We've had quite a bit of feedback from clients and potential clients that suggests English skills aren't always the best amongst the keywording fraternity. These tales of woe, which brought people to our door, prompted me to think about how a photo library or photographer would be able to pick which companies possess the necessary skills.

My suggestion is that you follow these guidelines:

1. Does the company web site read like it's been written by someone with knowledge of the language? If the quality of English is poor on a public web site, what will it be like behind closed doors? In making this assessment, don't worry so much about spelling mistakes and punctuation errors - anyone can use a spellchecker - look at the way the language is used. A dead giveaway is if the sentences are technically correct but use words and terms which are particularly old-fashioned or overly formal. You know the sort of thing: "our esteemed company wishes to engage in a partnership with your corporation to facilitate the mutual enfusion of money to the benefit of all". Sounds a bit like spam, doesn't it.

2. What English qualifications do the company's keyworders have? Are they native English speakers, university graduates, or did they learn English at high school. If the latter is the case, think about a language you might have learned in high school such as French or German. Would you consider yourself qualified to keyword in those languages?

3. Speak to someone. Picking a keywording company on the basis of email alone is dangerous. Talk to someone at the company and see if they can speak English well. It's not a conclusive measure of keywording quality, but as with the web site, if the person fronting for the company isn't proficient, what is the English like elsewhere?

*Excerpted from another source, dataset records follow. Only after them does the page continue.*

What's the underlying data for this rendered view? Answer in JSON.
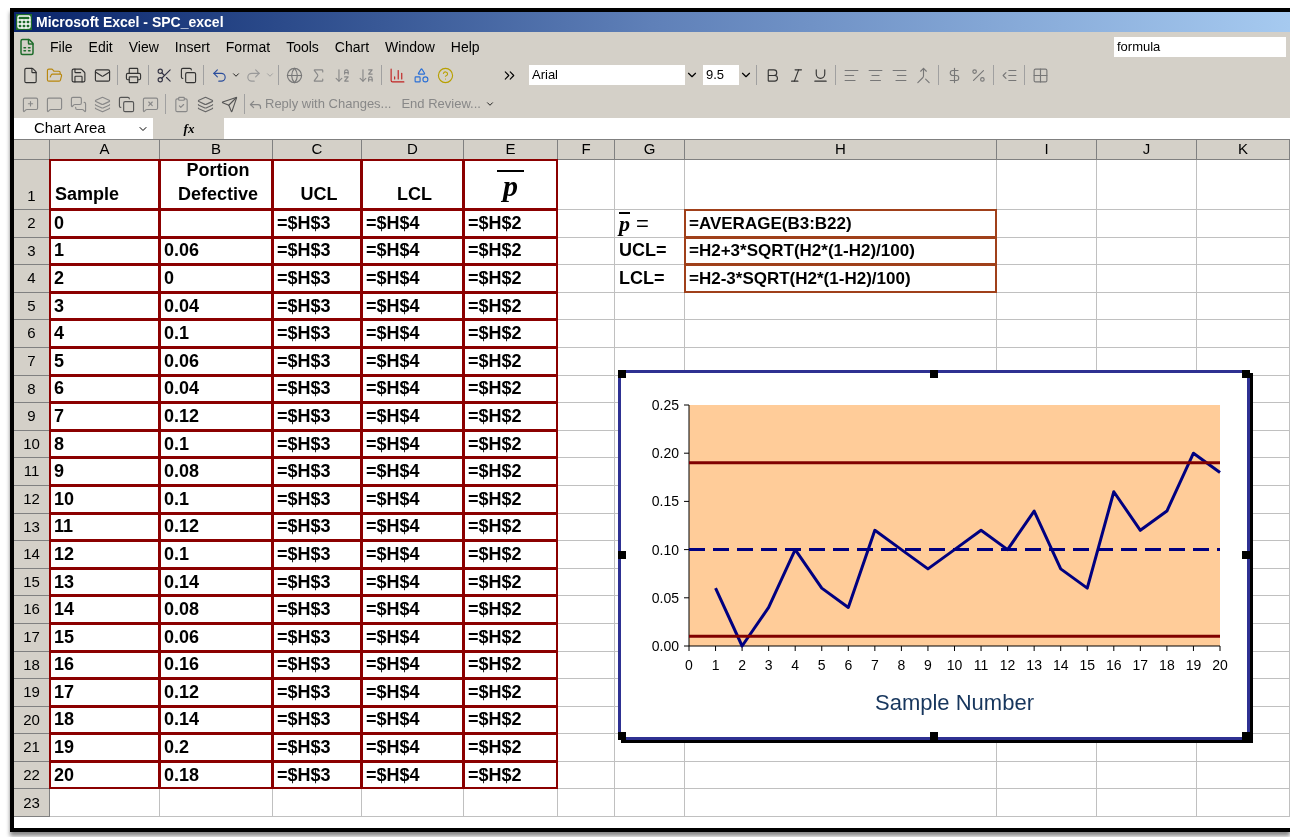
{
  "window": {
    "title": "Microsoft Excel - SPC_excel"
  },
  "menu": [
    {
      "label": "File"
    },
    {
      "label": "Edit"
    },
    {
      "label": "View"
    },
    {
      "label": "Insert"
    },
    {
      "label": "Format"
    },
    {
      "label": "Tools"
    },
    {
      "label": "Chart"
    },
    {
      "label": "Window"
    },
    {
      "label": "Help"
    }
  ],
  "help_box": {
    "value": "formula"
  },
  "font_box": {
    "name": "Arial",
    "size": "9.5"
  },
  "review_toolbar": [
    "Reply with Changes...",
    "End Review..."
  ],
  "name_box": {
    "value": "Chart Area"
  },
  "formula_label": "fx",
  "columns": [
    "A",
    "B",
    "C",
    "D",
    "E",
    "F",
    "G",
    "H",
    "I",
    "J",
    "K"
  ],
  "header_row": {
    "number": "1",
    "cells": [
      "Sample",
      "Portion Defective",
      "UCL",
      "LCL"
    ],
    "pbar_symbol": "p"
  },
  "rows": [
    {
      "number": "2",
      "sample": "0",
      "ucl": "=$H$3",
      "lcl": "=$H$4",
      "pbar": "=$H$2"
    },
    {
      "number": "3",
      "sample": "1",
      "portion": "0.06",
      "ucl": "=$H$3",
      "lcl": "=$H$4",
      "pbar": "=$H$2"
    },
    {
      "number": "4",
      "sample": "2",
      "portion": "0",
      "ucl": "=$H$3",
      "lcl": "=$H$4",
      "pbar": "=$H$2"
    },
    {
      "number": "5",
      "sample": "3",
      "portion": "0.04",
      "ucl": "=$H$3",
      "lcl": "=$H$4",
      "pbar": "=$H$2"
    },
    {
      "number": "6",
      "sample": "4",
      "portion": "0.1",
      "ucl": "=$H$3",
      "lcl": "=$H$4",
      "pbar": "=$H$2"
    },
    {
      "number": "7",
      "sample": "5",
      "portion": "0.06",
      "ucl": "=$H$3",
      "lcl": "=$H$4",
      "pbar": "=$H$2"
    },
    {
      "number": "8",
      "sample": "6",
      "portion": "0.04",
      "ucl": "=$H$3",
      "lcl": "=$H$4",
      "pbar": "=$H$2"
    },
    {
      "number": "9",
      "sample": "7",
      "portion": "0.12",
      "ucl": "=$H$3",
      "lcl": "=$H$4",
      "pbar": "=$H$2"
    },
    {
      "number": "10",
      "sample": "8",
      "portion": "0.1",
      "ucl": "=$H$3",
      "lcl": "=$H$4",
      "pbar": "=$H$2"
    },
    {
      "number": "11",
      "sample": "9",
      "portion": "0.08",
      "ucl": "=$H$3",
      "lcl": "=$H$4",
      "pbar": "=$H$2"
    },
    {
      "number": "12",
      "sample": "10",
      "portion": "0.1",
      "ucl": "=$H$3",
      "lcl": "=$H$4",
      "pbar": "=$H$2"
    },
    {
      "number": "13",
      "sample": "11",
      "portion": "0.12",
      "ucl": "=$H$3",
      "lcl": "=$H$4",
      "pbar": "=$H$2"
    },
    {
      "number": "14",
      "sample": "12",
      "portion": "0.1",
      "ucl": "=$H$3",
      "lcl": "=$H$4",
      "pbar": "=$H$2"
    },
    {
      "number": "15",
      "sample": "13",
      "portion": "0.14",
      "ucl": "=$H$3",
      "lcl": "=$H$4",
      "pbar": "=$H$2"
    },
    {
      "number": "16",
      "sample": "14",
      "portion": "0.08",
      "ucl": "=$H$3",
      "lcl": "=$H$4",
      "pbar": "=$H$2"
    },
    {
      "number": "17",
      "sample": "15",
      "portion": "0.06",
      "ucl": "=$H$3",
      "lcl": "=$H$4",
      "pbar": "=$H$2"
    },
    {
      "number": "18",
      "sample": "16",
      "portion": "0.16",
      "ucl": "=$H$3",
      "lcl": "=$H$4",
      "pbar": "=$H$2"
    },
    {
      "number": "19",
      "sample": "17",
      "portion": "0.12",
      "ucl": "=$H$3",
      "lcl": "=$H$4",
      "pbar": "=$H$2"
    },
    {
      "number": "20",
      "sample": "18",
      "portion": "0.14",
      "ucl": "=$H$3",
      "lcl": "=$H$4",
      "pbar": "=$H$2"
    },
    {
      "number": "21",
      "sample": "19",
      "portion": "0.2",
      "ucl": "=$H$3",
      "lcl": "=$H$4",
      "pbar": "=$H$2"
    },
    {
      "number": "22",
      "sample": "20",
      "portion": "0.18",
      "ucl": "=$H$3",
      "lcl": "=$H$4",
      "pbar": "=$H$2"
    }
  ],
  "last_row": "23",
  "formulas": [
    {
      "kind": "pbar",
      "symbol": "p",
      "label": "=",
      "formula": "=AVERAGE(B3:B22)"
    },
    {
      "kind": "text",
      "label": "UCL=",
      "formula": "=H2+3*SQRT(H2*(1-H2)/100)"
    },
    {
      "kind": "text",
      "label": "LCL=",
      "formula": "=H2-3*SQRT(H2*(1-H2)/100)"
    }
  ],
  "chart": {
    "selected": true,
    "chart_data": {
      "type": "line",
      "xlabel": "Sample Number",
      "x": [
        0,
        1,
        2,
        3,
        4,
        5,
        6,
        7,
        8,
        9,
        10,
        11,
        12,
        13,
        14,
        15,
        16,
        17,
        18,
        19,
        20
      ],
      "xlim": [
        0,
        20
      ],
      "ylim": [
        0,
        0.25
      ],
      "xticks": [
        0,
        1,
        2,
        3,
        4,
        5,
        6,
        7,
        8,
        9,
        10,
        11,
        12,
        13,
        14,
        15,
        16,
        17,
        18,
        19,
        20
      ],
      "yticks": [
        {
          "value": 0,
          "label": "0.00"
        },
        {
          "value": 0.05,
          "label": "0.05"
        },
        {
          "value": 0.1,
          "label": "0.10"
        },
        {
          "value": 0.15,
          "label": "0.15"
        },
        {
          "value": 0.2,
          "label": "0.20"
        },
        {
          "value": 0.25,
          "label": "0.25"
        }
      ],
      "series": [
        {
          "color": "#000080",
          "line_style": "solid",
          "values": [
            null,
            0.06,
            0,
            0.04,
            0.1,
            0.06,
            0.04,
            0.12,
            0.1,
            0.08,
            0.1,
            0.12,
            0.1,
            0.14,
            0.08,
            0.06,
            0.16,
            0.12,
            0.14,
            0.2,
            0.18
          ]
        },
        {
          "color": "#800000",
          "line_style": "solid",
          "values": [
            0.19,
            0.19,
            0.19,
            0.19,
            0.19,
            0.19,
            0.19,
            0.19,
            0.19,
            0.19,
            0.19,
            0.19,
            0.19,
            0.19,
            0.19,
            0.19,
            0.19,
            0.19,
            0.19,
            0.19,
            0.19
          ]
        },
        {
          "color": "#800000",
          "line_style": "solid",
          "values": [
            0.01,
            0.01,
            0.01,
            0.01,
            0.01,
            0.01,
            0.01,
            0.01,
            0.01,
            0.01,
            0.01,
            0.01,
            0.01,
            0.01,
            0.01,
            0.01,
            0.01,
            0.01,
            0.01,
            0.01,
            0.01
          ]
        },
        {
          "color": "#000080",
          "line_style": "dashed",
          "values": [
            0.1,
            0.1,
            0.1,
            0.1,
            0.1,
            0.1,
            0.1,
            0.1,
            0.1,
            0.1,
            0.1,
            0.1,
            0.1,
            0.1,
            0.1,
            0.1,
            0.1,
            0.1,
            0.1,
            0.1,
            0.1
          ]
        }
      ]
    }
  }
}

4. Have a detailed look at the work. When all is said and done, this is by far the most important measure. Check the concepts included and look for archaic words. If the concepts are more sparse than you expected, or confusing, that's not good. If the terminology isn't in the modern idiom you should also ask more questions. Don't restrict your quality control to the initial sample. Perhaps the company has some stars who do all the samples, and the actual production is of lesser quality.